Personal information
- Full name: Matúš Marcin
- Date of birth: 6 April 1994 (age 32)
- Place of birth: Prešov, Slovakia
- Height: 1.80 m (5 ft 11 in)
- Positions: Forward; winger;

Youth career
- 2001–2004: SAFI Prešov
- 2005–2011: Tatran Prešov

Senior career*
- Years: Team / Apps / (Gls)
- 2012–2013: Tatran Prešov / 34 / (4)
- 2013–2018: Vysočina Jihlava / 7 / (0)
- 2013: → Dukla Banská Bystrica (loan) / 10 / (3)
- 2019: TJ Sokol Ľubotice / 11 / (12)
- 2019: Železiarne Podbrezová / 7 / (0)
- 2020–2021: Elana Toruń / 27 / (9)
- 2021–2025: Zemplín Michalovce / 103 / (27)
- 2025–2026: Podbrezova / 5 / (1)
- Total:  / 204 / (56)

International career
- Slovakia U16
- Slovakia U17
- Slovakia U18 / 6 / (2)
- 2012–2013: Slovakia U19 / 10 / (4)
- 2013: Slovakia U21 / 1 / (0)

= Matúš Marcin =

Slovak footballer

Matúš Marcin (born 6 April 1994) is retired Slovak professional footballer who last played for Slovak Super Liga club FK Železiarne Podbrezová.

==Club career==
===Tatran Prešov===
Marcin made his official debut for Tatran Prešov on 5 May 2012, playing the last 6 minutes in a 4–0 home win against DAC Dunajská Streda.
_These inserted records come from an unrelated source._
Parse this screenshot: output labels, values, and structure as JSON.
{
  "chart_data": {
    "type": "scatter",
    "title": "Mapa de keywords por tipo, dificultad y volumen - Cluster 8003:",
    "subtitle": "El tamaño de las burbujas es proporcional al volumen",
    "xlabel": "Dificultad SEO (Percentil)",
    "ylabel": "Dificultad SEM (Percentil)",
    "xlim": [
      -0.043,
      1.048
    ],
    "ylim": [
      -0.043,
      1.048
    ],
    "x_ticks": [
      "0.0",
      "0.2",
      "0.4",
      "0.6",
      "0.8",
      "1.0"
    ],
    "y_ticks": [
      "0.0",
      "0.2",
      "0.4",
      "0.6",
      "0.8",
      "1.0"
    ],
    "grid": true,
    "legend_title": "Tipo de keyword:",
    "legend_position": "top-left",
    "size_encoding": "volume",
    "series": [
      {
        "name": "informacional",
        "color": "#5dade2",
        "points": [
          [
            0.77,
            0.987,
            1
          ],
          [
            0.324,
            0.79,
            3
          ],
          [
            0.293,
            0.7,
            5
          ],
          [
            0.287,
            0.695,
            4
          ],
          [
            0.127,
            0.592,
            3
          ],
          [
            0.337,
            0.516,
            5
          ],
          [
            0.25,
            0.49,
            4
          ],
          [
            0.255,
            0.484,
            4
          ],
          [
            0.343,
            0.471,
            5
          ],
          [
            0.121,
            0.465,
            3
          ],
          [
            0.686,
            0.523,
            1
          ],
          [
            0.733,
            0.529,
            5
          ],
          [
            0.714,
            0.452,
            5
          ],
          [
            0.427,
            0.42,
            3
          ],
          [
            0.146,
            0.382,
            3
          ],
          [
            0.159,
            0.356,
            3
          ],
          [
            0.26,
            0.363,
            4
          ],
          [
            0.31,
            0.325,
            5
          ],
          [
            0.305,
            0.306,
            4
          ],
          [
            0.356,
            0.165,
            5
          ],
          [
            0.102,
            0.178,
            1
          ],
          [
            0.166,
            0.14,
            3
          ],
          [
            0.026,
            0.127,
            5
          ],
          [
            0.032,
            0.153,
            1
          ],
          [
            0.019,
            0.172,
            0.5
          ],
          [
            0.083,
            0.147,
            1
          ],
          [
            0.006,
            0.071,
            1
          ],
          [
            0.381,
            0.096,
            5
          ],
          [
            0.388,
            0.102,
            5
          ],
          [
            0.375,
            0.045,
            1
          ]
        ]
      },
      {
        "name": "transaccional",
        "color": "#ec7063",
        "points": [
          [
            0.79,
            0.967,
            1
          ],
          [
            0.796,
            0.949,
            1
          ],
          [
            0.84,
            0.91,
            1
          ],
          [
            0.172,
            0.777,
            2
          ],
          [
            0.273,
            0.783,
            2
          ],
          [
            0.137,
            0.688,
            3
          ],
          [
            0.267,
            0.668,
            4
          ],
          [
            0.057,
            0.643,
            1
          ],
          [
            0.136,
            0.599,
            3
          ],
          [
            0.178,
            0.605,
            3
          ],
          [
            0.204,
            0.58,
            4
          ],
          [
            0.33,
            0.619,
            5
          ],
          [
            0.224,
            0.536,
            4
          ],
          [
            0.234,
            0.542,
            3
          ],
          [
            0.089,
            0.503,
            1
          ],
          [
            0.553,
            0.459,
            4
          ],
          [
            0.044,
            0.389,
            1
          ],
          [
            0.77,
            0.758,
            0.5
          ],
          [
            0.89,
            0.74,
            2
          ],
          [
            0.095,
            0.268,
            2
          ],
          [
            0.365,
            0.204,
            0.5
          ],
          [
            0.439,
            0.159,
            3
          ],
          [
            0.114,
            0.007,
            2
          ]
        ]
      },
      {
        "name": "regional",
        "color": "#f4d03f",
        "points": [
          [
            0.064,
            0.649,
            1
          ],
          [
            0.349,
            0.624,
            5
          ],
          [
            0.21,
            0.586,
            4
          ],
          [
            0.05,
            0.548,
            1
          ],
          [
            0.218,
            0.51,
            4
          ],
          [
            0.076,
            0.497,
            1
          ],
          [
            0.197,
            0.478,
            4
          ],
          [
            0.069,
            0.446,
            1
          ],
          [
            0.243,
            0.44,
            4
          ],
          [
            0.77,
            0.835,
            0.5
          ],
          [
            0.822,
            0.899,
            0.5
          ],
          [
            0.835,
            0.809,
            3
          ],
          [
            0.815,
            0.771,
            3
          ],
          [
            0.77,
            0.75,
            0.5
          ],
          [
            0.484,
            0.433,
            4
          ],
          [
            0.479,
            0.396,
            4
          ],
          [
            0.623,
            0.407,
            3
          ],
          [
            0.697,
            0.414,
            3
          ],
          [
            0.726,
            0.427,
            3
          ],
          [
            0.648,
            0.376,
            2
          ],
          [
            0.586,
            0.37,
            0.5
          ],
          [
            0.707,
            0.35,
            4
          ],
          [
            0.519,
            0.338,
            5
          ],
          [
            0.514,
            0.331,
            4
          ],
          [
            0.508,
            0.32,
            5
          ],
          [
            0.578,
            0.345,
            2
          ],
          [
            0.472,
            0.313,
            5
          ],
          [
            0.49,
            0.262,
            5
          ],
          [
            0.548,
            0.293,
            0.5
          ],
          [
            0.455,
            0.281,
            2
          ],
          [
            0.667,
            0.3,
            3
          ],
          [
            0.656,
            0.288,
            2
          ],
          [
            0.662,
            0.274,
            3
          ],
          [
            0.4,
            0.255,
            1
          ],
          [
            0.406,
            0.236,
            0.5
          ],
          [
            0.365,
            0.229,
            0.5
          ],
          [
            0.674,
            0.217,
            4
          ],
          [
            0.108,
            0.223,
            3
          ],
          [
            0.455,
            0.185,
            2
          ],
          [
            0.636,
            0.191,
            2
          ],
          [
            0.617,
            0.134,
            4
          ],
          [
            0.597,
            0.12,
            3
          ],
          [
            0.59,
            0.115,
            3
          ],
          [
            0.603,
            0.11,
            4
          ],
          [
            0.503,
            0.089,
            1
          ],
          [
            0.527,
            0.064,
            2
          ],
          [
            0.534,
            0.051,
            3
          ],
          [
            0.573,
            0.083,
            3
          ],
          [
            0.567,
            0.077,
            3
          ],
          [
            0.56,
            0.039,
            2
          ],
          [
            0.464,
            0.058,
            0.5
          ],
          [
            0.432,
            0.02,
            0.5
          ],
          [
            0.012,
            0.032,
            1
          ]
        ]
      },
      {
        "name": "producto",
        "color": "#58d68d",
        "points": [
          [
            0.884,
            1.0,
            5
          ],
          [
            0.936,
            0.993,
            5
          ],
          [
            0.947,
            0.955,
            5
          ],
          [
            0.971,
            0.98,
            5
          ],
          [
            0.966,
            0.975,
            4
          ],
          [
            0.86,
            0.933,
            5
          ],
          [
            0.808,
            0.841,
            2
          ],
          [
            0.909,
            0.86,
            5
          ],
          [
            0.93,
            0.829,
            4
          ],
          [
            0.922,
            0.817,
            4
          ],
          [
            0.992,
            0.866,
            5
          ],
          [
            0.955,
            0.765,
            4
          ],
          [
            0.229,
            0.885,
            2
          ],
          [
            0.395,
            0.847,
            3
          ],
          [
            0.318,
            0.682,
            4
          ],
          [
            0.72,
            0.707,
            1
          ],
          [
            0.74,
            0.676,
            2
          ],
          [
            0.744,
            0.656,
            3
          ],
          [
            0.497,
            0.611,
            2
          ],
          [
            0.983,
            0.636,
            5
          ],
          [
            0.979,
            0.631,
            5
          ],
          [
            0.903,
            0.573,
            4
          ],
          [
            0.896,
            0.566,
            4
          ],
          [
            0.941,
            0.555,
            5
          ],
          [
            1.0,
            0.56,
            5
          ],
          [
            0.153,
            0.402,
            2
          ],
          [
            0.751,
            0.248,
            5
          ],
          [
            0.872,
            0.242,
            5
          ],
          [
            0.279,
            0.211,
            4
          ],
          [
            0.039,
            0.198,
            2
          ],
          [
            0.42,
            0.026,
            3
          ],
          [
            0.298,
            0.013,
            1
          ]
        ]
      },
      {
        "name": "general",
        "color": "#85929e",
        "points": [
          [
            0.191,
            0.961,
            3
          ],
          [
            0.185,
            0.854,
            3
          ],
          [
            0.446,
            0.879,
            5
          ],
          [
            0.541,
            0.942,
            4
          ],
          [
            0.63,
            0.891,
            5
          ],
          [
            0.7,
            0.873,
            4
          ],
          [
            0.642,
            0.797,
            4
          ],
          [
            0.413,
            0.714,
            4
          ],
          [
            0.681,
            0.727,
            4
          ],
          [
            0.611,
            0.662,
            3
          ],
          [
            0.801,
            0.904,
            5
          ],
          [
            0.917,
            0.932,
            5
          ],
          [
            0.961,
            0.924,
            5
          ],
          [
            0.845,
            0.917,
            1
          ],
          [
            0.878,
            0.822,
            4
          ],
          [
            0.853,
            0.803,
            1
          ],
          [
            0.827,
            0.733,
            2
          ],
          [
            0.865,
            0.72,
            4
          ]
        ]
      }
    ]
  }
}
His first Corgoň Liga goal came at the home win against Slovan Bratislava in the last match of the 2011-12 season.

===Vysočina Jihlava===
In summer 2013, he left from Tatran Prešov to Gambrinus Liga club Vysočina Jihlava.

===Elana Toruń===
Marcin's transfer to Elana was announced on 16 January 2020, along with the arrival of fellow countrymen Lukáš Hrnčiar.